GEORGE WASHINGTON picked up guns and an army to defeat the Empire then, but we can make a present day change using the web, networking, etc. If you are only interested in knowing more about Industrial Hemp, that’s OK. If you are seriously considering investing in building a home, storage shed or simple experimental cabin with Hemp materials, that’s fine too. You can take a look at some of the companies listed above and see what they offer. However, if you are blown away by the socio-economic and political implications of what we can do with Hemp, then understand the importance of the passing references to Hemp in early America, as something so vital and beneficial as Hemp can only be successfully re-introduced if our collective desire overpowers the present arrangement. ‘Successful’ here means to replace the predominance of petroleum, pulp and paper, fiberglass and plastics, with Industrial Hemp.

It means replacing economic cannibalism with Cannabis.

WHAT YOU CAN DO: Continue to study the history and benefits of Industrial Hemp, begin to gradually integrate Hemp products (more articles and links to follow in subsequent posts…), even if they cost a bit more (the way PC’s, laptops, cell phones and tablets did when they first appeared!), tell your friends, family and colleagues.



3 thoughts on “Hemp Building Materials: Biodegradable Bricks, Boards and Bonding”

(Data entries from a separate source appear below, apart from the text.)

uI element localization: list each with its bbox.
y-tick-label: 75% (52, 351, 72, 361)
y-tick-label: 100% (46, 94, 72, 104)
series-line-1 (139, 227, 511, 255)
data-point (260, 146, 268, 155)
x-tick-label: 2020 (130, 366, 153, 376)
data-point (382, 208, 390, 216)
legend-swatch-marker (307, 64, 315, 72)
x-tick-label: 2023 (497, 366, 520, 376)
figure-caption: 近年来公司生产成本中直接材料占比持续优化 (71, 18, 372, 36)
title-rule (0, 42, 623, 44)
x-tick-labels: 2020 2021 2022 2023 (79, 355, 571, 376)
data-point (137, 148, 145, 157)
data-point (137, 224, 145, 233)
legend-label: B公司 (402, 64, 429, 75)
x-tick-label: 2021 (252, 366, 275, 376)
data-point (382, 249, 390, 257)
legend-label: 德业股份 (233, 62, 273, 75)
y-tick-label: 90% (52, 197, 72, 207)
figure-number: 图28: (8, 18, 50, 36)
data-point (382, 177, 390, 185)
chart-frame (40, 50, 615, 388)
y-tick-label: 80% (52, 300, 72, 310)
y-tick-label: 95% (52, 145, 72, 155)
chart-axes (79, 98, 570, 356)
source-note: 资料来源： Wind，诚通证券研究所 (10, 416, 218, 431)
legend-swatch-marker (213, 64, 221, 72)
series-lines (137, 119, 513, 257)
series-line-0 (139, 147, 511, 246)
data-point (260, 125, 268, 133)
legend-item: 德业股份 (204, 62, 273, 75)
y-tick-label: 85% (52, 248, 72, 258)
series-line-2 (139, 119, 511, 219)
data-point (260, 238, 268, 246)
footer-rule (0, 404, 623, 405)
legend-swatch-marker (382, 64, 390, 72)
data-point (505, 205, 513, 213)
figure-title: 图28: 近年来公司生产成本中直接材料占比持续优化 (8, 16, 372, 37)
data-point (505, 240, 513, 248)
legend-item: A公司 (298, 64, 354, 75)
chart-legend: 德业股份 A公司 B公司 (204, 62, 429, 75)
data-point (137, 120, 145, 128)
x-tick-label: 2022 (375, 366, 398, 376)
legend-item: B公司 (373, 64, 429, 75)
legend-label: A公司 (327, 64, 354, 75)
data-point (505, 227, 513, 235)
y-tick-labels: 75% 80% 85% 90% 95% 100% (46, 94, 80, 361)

  1. Awesome! The industrial cotton folks were scared of hemp. It makes no sense that we don’t take advantage of it more! Keep spreading the info!!!! We have to wake people up!!!!

  2. This is a good article. It is unfortunate that this country has been run by old time conservatives how sit and drink martinis at lunch and discuss the horrible state of affairs and the evil Cannabis plant ruining our young culture. What a bunch of idiots. The realization that marijuana and hemp are related has held this country back from the use of hemp for a long time. Had these economists recognized the many uses of hemp which is NOT marijuana it would have been put to use a long time ago. This is what happens when the most closed minded Americans become our fearful leaders……..Just my opinion!

  3. I enjoyed reading your post.

    I especially want to highlight the line, “The more Industrial Hemp we grow, the healthier will our soil and atmosphere be, since the mighty Hemp plant not only sucks in C02, but also replenishes the soil.”

    Yes if ever there was a good reason to grow more Industrial Hemp then that is it!